Liprandi’s observations were further elaborated by Larionov, who produced a meticulous study of the Russian artillery at Borodino. It showed that
all 296 guns of the reserve artillery took part in the Battle of Borodino. The main artillery reserve was under direct control of Kutaisov and all of its companies were committed to the battle on his orders. The Russian artillery, in the most vulnerable places, was continuously reinforced from the reserves, which ensured solid defence of these directions […] Of the artillery companies of the 1st Western Army, only 2nd Don Cossack Horse Artillery and the 8th and 44th Light Companies, which were left on the extreme right flank, did not participate in the battle.367
Thus, evidence suggests that Kutaisov’s death, although a serious blow to the Russian
Army, did not have as serious a consequence as claimed later.
By 11am the first assault on Rayevsky’s Redoubt was repelled. The French setback resulted due to a number of factors. There was virtually no coordination of action between the French forces in the centre (Eugène) and right flank (Murat, Ney and Davout), which led some scholars to suggest that Napoleon was responsible for the loss, since he should have provided better direction. Both sides suffered considerable losses, but the French casualties were particularly high. Barclay de Tolly estimated them at 3,000 men, since ‘the heights and the valley surrounding it were covered with enemy corpses for a distance of several hundred paces’.368
Extreme Southern Sector – The Old Smolensk Road and Utitsa
On the extreme right flank of the French Army, Poniatowski’s Corps of some 10,000 men had advanced with the first rays of light. Although the shortest route to the Old Smolensk Road was through the woods, the Poles had earlier ascertained that it would be impossible for them to transport their artillery through the dense and marshy Utitsa forest, which was also defended by enemy jägers.
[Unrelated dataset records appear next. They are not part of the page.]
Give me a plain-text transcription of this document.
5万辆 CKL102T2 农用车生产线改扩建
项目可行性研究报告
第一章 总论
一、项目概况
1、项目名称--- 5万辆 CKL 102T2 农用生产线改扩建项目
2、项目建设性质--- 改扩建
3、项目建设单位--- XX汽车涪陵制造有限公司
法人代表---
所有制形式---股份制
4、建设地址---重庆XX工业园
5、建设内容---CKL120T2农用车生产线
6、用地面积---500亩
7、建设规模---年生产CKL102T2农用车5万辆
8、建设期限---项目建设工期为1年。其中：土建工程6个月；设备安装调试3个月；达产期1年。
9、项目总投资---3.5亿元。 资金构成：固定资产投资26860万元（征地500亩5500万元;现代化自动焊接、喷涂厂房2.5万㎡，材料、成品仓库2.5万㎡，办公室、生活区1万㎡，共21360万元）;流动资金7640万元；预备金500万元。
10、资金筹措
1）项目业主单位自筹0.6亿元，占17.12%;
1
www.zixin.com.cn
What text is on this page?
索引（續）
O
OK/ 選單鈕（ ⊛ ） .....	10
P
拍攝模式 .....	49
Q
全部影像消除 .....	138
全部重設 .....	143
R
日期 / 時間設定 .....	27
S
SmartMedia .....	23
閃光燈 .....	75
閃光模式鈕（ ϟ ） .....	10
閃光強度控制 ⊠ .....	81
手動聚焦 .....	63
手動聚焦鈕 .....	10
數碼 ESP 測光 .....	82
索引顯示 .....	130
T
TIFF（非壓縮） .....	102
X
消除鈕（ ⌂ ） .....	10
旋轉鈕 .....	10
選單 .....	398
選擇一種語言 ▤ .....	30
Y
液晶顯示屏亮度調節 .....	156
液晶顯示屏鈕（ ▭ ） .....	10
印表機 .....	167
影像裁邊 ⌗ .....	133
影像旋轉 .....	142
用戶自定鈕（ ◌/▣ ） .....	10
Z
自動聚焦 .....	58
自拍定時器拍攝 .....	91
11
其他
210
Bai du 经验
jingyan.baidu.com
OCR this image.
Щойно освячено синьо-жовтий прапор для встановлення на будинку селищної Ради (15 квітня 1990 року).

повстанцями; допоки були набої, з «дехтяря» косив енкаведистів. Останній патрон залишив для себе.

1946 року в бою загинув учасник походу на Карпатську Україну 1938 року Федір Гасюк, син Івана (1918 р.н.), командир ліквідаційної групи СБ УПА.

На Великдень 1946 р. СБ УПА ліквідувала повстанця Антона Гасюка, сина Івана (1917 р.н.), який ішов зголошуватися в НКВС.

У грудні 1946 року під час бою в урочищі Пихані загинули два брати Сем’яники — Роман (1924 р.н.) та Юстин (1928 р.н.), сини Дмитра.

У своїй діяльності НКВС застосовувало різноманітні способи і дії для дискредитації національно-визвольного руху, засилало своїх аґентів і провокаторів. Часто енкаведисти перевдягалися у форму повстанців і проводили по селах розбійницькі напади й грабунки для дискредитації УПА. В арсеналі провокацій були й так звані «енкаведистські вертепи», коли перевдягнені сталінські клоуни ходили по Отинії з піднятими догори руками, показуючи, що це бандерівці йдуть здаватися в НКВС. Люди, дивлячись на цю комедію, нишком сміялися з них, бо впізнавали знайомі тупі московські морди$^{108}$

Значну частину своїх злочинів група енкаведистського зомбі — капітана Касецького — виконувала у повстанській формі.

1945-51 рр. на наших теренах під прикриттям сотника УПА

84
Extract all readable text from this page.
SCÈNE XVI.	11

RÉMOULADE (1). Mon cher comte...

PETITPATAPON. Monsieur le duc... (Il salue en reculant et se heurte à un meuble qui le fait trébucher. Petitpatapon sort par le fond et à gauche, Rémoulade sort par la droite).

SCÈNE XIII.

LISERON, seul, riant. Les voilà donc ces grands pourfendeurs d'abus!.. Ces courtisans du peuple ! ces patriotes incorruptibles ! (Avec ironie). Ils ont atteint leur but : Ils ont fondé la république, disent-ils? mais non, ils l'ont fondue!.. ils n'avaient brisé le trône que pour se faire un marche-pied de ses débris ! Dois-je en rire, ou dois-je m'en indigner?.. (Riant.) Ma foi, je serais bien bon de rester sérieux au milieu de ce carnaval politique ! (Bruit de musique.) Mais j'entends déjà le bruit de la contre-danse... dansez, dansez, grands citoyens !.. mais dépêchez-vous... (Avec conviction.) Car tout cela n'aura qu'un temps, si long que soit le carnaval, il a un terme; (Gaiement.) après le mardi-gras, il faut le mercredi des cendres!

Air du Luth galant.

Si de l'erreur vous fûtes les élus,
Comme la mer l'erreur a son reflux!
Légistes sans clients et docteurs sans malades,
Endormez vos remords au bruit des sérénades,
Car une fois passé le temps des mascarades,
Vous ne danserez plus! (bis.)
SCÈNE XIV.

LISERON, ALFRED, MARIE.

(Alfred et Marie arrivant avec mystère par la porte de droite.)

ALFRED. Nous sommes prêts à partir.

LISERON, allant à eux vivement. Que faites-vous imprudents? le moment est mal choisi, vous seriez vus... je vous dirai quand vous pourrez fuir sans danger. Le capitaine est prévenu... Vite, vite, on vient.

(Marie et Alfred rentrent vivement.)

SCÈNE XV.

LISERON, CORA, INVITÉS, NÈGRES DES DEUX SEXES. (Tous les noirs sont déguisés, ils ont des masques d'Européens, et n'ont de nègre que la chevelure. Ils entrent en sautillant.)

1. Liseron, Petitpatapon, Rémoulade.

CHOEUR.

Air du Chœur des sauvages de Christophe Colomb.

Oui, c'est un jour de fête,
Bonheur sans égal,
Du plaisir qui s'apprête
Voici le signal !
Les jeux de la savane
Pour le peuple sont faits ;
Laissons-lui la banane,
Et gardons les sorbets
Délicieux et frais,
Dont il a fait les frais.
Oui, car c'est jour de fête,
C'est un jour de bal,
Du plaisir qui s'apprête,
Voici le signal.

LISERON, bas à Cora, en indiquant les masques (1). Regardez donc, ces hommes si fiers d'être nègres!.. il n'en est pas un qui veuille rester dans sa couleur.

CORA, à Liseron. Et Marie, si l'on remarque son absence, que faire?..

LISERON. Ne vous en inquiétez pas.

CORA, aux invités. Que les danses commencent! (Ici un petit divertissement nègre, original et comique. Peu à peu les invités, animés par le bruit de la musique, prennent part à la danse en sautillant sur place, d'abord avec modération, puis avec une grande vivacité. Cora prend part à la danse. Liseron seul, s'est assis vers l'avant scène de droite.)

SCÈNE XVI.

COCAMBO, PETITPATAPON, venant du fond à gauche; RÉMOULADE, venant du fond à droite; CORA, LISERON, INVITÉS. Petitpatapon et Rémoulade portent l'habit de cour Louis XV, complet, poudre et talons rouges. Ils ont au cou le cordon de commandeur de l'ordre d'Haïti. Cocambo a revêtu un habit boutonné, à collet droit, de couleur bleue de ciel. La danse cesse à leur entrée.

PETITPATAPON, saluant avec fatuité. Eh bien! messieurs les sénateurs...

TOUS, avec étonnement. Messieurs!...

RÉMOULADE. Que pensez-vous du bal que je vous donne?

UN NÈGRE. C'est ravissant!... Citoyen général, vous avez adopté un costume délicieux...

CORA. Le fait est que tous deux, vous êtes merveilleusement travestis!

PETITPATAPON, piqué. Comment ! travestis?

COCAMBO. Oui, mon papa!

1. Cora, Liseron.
As a result, they had to backtrack to Yelnya, where they turned eastward. This march took longer than expected and the Polish attack was delayed when Davout’s forces assaulted Bagration’s positions. Leading the way was the 16th Division, followed by the reserve artillery of forty guns and the 18th Division. Sébastiani’s cavalry was moving in squadron columns south of the road.
The Old Smolensk Road sector was the weakest spot in the Russian positions. Tuchkov commanded about 23,000 men, almost half of them irregular troops. The Opolchenye men, although ardent in their enthusiasm, lacked proper training and were largely armed with pikes and axes. Tuchkov’s initial position was four lines deep, with the irst two lines occupied by the 1st Grenadier Division (deployed in line) and the two rear lines occupied by the 3rd Division, which was arranged in battalion columns. The Moscow and Smolensk Opolchenye were deployed further behind. However, on the morning of 7 September, Tuchkov’s position was weakened by the departure of two jäger regiments (20th and 21st), which were assigned to Shakhovsky’s detachment in the Utitsa woods, and four regiments (the Chernigovskii, Muromskii, Revelskii and Selenginskii) of the 3rd Division, which had been sent to help Bagration around the flèches. Thus, Russian grenadiers carried the brunt of the initial attack of the Polish Corps.